Eine Ewigkeit musste ich in dem kleinen Wohnzimmer warten; endlich kam er herauf und öffnete die Tür, die zum oberen Stockwerk führte. Ich folgte ihm unmittelbar auf den Fersen.
Auf der Treppe blieb er plötzlich stehen, sodass ich beinahe in ihn hineingestoßen wäre. Er wendete sich um, blickte mir gerade ins Gesicht und lauschte. ›Ich hätte schwören können‹, sagte er. Er legte die lange, haarige Hand an die Unterlippe und blickte die Treppe hinauf und hinunter. Dann brummte er etwas vor sich hin und stieg wieder aufwärts.
Die Hand auf der Türklinke blieb er von neuem stehen, mit demselben zornig-erstaunten Ausdruck im Gesicht. Er begann meine leisen Bewegungen zu gewahren – der Mann muss teuflisch feine Ohren gehabt haben. Plötzlich brach er in Wut aus.– – ›Wenn jemand hier im Hause ist …‹ rief er mit einem Fluch, ohne die Drohung zu beendigen. Er steckte die Hand in die Tasche, fand nicht, was er suchte, und eilte geräuschvoll an mir vorüber die Treppe hinunter. Ich folgte ihm nicht, sondern setzte mich auf die oberste Stufe und wartete seine Rückkehr ab.
Bald kam er wieder herauf, noch immer vor sich hinsprechend. Er öffnete die Tür des Zimmers und schlug sie, bevor ich noch eintreten konnte, rasch hinter sich zu.
Ich beschloss nun, das Haus zu durchstöbern; es war sehr alt und baufällig, so dumpfig, dass sich die Tapeten von den Mauern lösten, und voll von Ratten. Die Türangeln waren verrostet und ich fürchtete mich, die Türen zu öffnen. Mehrere Zimmer waren unmöbliert, in anderen lag Theaterkram herum. In einem Zimmer fand ich einen Haufen alter Kleider, die ich zu durchstöbern begann. In meinem Eifer vergaß ich sein scharfes Gehör vollkommen.

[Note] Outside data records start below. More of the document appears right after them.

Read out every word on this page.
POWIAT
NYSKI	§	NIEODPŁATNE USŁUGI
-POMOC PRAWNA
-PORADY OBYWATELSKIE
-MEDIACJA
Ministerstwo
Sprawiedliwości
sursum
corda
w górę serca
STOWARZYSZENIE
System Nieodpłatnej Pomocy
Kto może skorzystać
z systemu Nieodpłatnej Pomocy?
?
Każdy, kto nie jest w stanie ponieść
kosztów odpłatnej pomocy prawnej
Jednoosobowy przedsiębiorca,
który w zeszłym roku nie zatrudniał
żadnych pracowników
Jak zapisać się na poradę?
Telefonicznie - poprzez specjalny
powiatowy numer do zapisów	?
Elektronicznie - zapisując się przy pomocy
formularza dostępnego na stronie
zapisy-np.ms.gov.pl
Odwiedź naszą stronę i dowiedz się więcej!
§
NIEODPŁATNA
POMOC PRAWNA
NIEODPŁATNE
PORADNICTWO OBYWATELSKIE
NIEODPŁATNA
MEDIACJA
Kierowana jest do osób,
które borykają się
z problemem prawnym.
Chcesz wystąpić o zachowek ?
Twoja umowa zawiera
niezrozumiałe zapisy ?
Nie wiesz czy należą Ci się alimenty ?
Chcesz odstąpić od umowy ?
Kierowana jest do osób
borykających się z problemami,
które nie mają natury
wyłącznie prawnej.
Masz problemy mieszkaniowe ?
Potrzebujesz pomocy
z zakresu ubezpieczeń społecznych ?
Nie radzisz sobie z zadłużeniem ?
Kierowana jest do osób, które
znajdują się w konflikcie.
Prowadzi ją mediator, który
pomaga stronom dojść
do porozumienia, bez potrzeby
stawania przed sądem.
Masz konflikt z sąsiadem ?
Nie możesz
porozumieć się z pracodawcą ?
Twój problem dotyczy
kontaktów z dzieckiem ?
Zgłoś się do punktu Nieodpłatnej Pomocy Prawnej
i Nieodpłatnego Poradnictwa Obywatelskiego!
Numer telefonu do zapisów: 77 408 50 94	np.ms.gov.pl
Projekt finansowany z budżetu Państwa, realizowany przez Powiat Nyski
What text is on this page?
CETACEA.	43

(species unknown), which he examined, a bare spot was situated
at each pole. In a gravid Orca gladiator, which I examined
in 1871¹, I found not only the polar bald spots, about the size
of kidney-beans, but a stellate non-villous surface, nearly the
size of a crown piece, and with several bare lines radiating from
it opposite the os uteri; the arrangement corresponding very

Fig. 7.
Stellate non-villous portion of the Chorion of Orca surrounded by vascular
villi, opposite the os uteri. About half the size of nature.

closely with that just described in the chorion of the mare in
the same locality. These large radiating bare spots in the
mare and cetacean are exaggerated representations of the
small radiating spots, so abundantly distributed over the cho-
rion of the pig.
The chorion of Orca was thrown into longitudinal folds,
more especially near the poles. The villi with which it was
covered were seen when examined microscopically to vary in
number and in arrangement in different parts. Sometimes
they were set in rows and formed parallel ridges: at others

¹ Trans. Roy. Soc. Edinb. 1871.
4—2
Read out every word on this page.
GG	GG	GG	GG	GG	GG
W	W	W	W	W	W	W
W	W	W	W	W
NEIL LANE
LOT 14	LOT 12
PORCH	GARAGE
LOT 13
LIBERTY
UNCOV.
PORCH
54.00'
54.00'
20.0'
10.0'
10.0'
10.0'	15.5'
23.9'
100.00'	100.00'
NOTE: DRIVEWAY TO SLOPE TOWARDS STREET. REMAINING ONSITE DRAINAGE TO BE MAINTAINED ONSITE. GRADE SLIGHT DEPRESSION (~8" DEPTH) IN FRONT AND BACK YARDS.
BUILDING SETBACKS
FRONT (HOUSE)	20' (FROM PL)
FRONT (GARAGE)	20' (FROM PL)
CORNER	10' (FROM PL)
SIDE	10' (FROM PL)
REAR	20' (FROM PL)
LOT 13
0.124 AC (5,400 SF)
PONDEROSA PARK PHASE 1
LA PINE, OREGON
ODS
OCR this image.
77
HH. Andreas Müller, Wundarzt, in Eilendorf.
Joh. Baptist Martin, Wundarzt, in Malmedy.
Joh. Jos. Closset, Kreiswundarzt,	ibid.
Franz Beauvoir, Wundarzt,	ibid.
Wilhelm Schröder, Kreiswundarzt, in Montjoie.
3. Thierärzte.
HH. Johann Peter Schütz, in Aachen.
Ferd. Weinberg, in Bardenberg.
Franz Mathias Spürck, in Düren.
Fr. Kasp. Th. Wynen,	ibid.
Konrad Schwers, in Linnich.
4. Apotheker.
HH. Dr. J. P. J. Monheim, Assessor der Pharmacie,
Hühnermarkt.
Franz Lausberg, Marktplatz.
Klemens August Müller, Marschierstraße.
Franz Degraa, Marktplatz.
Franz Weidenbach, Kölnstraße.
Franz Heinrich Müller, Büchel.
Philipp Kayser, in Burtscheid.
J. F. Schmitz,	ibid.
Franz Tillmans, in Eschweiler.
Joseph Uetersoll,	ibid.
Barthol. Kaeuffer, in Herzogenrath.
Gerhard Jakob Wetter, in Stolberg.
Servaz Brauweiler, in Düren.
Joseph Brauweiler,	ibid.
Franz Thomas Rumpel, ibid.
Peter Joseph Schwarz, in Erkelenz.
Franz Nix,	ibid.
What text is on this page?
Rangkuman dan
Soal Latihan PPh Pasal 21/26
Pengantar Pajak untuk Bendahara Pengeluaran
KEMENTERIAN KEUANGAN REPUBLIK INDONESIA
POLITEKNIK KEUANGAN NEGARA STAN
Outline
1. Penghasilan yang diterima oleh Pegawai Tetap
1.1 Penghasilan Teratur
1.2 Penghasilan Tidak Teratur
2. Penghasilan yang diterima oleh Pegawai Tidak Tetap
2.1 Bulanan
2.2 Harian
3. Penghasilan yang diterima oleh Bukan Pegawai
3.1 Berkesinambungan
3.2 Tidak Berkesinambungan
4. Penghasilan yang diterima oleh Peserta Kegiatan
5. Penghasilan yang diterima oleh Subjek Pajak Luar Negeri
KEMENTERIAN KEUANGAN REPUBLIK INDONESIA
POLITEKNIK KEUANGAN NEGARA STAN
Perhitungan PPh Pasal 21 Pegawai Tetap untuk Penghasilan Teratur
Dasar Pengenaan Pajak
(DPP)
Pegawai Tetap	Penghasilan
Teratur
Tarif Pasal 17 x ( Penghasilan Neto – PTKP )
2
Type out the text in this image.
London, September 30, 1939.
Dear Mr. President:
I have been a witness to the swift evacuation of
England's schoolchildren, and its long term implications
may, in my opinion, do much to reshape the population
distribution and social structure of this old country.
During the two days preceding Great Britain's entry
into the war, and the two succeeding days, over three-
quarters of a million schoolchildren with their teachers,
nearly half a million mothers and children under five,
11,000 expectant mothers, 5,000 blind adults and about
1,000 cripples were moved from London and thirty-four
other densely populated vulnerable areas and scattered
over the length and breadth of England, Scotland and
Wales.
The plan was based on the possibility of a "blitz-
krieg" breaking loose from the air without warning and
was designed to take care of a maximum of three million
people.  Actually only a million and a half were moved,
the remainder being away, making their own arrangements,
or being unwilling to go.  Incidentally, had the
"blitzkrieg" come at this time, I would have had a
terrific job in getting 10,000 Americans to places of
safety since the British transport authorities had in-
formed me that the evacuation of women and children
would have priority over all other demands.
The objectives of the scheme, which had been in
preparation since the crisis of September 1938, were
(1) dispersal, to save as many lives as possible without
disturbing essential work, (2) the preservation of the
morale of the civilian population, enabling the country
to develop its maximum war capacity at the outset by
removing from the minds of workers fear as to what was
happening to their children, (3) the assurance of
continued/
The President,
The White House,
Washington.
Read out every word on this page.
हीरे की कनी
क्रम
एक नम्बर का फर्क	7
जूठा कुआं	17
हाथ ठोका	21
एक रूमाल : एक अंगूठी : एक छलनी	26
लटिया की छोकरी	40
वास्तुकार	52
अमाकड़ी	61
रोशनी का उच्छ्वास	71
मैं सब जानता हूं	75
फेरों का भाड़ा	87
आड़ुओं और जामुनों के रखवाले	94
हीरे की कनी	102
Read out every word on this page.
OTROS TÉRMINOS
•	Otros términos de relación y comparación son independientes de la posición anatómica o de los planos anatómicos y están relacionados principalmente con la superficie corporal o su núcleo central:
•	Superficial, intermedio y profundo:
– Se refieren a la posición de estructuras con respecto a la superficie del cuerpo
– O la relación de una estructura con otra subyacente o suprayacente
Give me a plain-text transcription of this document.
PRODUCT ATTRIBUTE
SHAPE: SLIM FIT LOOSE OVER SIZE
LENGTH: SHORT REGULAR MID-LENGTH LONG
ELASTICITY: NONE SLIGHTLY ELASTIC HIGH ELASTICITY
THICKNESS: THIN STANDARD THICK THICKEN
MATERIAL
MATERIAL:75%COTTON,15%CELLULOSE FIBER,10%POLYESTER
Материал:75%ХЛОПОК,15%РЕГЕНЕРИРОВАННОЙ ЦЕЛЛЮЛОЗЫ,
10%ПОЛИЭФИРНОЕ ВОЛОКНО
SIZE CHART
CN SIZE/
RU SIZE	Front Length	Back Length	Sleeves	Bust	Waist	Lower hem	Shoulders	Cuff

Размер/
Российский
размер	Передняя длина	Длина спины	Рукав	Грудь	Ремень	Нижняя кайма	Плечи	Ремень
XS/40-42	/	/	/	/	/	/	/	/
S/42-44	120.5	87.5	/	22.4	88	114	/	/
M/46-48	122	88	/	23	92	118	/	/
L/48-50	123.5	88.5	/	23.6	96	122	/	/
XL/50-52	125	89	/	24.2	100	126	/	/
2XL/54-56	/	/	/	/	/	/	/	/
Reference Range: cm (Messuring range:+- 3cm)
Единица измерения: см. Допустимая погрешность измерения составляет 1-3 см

Ich hörte leise Tritte und blickte gerade zur richtigen Zeit auf, um ihn mit einem altmodischen Revolver in der Hand zu erblicken. Ich verhielt mich ganz still, während er mit offenem Munde argwöhnisch umherschaute. ›Das muss sie gewesen sein‹, sagte er langsam. ›Verflucht!‹
Leise schloss er die Tür und unmittelbar darauf hörte ich, wie der Schlüssel rasch umgedreht wurde. Dann verklangen seine Schritte und ich wurde mir plötzlich bewusst, dass ich eingeschlossen war. Eine Minute lang wusste ich nicht, was ich beginnen sollte. Ratlos ging ich von der Tür zum Fenster und wieder zurück. Endlich entschloss ich mich, vor allem anderen die Kleider zu untersuchen, dabei warf ich aus einem oberen Fach einen ganzen Stoß zu Boden. Dies brachte ihn, noch finsterer blickend, zurück. Diesmal berührte er mich sogar, sprang erschreckt zurück und blieb fassungslos in der Mitte des Zimmers stehen.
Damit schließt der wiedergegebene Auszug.